04 Feb, 2016

1 commit

  • When vmpressure is called for the entire subtree under pressure we
    mistakenly use vmpressure->scanned instead of vmpressure->tree_scanned
    when checking if vmpressure work is to be scheduled. This results in
    suppressing all vmpressure events in the legacy cgroup hierarchy. Fix it.

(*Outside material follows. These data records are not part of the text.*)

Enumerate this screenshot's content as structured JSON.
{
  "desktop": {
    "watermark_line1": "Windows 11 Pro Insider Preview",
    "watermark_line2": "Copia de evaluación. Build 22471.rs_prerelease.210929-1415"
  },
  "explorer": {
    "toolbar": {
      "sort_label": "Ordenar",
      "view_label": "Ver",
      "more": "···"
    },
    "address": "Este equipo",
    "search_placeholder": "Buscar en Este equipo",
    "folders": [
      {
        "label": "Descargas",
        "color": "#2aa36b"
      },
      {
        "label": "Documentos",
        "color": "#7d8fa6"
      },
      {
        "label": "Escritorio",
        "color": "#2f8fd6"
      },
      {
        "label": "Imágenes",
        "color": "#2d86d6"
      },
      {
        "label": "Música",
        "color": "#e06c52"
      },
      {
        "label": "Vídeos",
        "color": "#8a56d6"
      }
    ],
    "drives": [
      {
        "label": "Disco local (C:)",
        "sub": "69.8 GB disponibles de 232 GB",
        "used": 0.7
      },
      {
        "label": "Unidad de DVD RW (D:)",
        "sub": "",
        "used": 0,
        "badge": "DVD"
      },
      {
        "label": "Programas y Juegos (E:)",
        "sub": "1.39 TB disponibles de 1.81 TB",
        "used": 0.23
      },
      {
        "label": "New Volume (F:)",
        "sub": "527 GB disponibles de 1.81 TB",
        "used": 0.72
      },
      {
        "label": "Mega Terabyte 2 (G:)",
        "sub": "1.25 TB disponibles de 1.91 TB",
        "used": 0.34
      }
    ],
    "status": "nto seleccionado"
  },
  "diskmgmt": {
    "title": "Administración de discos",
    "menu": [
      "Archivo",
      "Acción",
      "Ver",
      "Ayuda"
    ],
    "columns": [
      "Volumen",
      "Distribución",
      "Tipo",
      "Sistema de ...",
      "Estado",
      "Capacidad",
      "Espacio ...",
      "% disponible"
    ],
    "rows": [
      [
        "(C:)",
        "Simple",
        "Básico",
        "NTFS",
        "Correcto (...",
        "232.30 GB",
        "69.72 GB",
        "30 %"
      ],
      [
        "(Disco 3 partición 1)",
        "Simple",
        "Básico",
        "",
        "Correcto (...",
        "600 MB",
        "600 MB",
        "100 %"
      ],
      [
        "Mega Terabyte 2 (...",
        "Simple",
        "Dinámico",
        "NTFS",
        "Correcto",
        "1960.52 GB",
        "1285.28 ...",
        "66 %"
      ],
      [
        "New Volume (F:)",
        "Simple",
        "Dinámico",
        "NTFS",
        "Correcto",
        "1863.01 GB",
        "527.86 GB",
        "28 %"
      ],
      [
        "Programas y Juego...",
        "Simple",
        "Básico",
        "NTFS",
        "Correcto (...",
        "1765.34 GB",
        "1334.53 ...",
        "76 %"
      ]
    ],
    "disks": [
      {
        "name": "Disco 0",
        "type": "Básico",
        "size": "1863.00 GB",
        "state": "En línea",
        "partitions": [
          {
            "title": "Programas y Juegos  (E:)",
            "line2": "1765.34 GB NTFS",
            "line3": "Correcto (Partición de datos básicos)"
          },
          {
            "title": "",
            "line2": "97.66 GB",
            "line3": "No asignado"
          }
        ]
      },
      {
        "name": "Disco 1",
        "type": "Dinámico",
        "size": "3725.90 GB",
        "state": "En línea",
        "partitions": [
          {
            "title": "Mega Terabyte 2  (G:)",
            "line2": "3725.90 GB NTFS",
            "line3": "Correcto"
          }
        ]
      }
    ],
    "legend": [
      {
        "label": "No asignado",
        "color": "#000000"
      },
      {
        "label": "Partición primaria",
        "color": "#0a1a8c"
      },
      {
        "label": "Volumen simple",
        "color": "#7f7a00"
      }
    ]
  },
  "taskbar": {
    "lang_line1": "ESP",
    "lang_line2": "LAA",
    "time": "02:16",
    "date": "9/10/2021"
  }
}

    Fixes: 8e8ae645249b ("mm: memcontrol: hook up vmpressure to socket pressure")
    Signed-off-by: Vladimir Davydov
    Acked-by: Johannes Weiner
    Acked-by: Michal Hocko
    Signed-off-by: Andrew Morton
    Signed-off-by: Linus Torvalds

    Vladimir Davydov
     

15 Jan, 2016

2 commits

  • A CONFIG_MEMCG=y kernel booted with "cgroup_disable=memory" crashes on a
    NULL memcg (but non-NULL root_mem_cgroup) when vmpressure kicks in.
    Here's the patch I use to avoid that, but you might prefer a test on
    mem_cgroup_disabled() somewhere.

    Signed-off-by: Hugh Dickins
    Acked-by: Johannes Weiner
    Cc: David S. Miller
    Cc: Vladimir Davydov
    Signed-off-by: Andrew Morton
    Signed-off-by: Linus Torvalds

    Hugh Dickins
     
  • Let the networking stack know when a memcg is under reclaim pressure so
    that it can clamp its transmit windows accordingly.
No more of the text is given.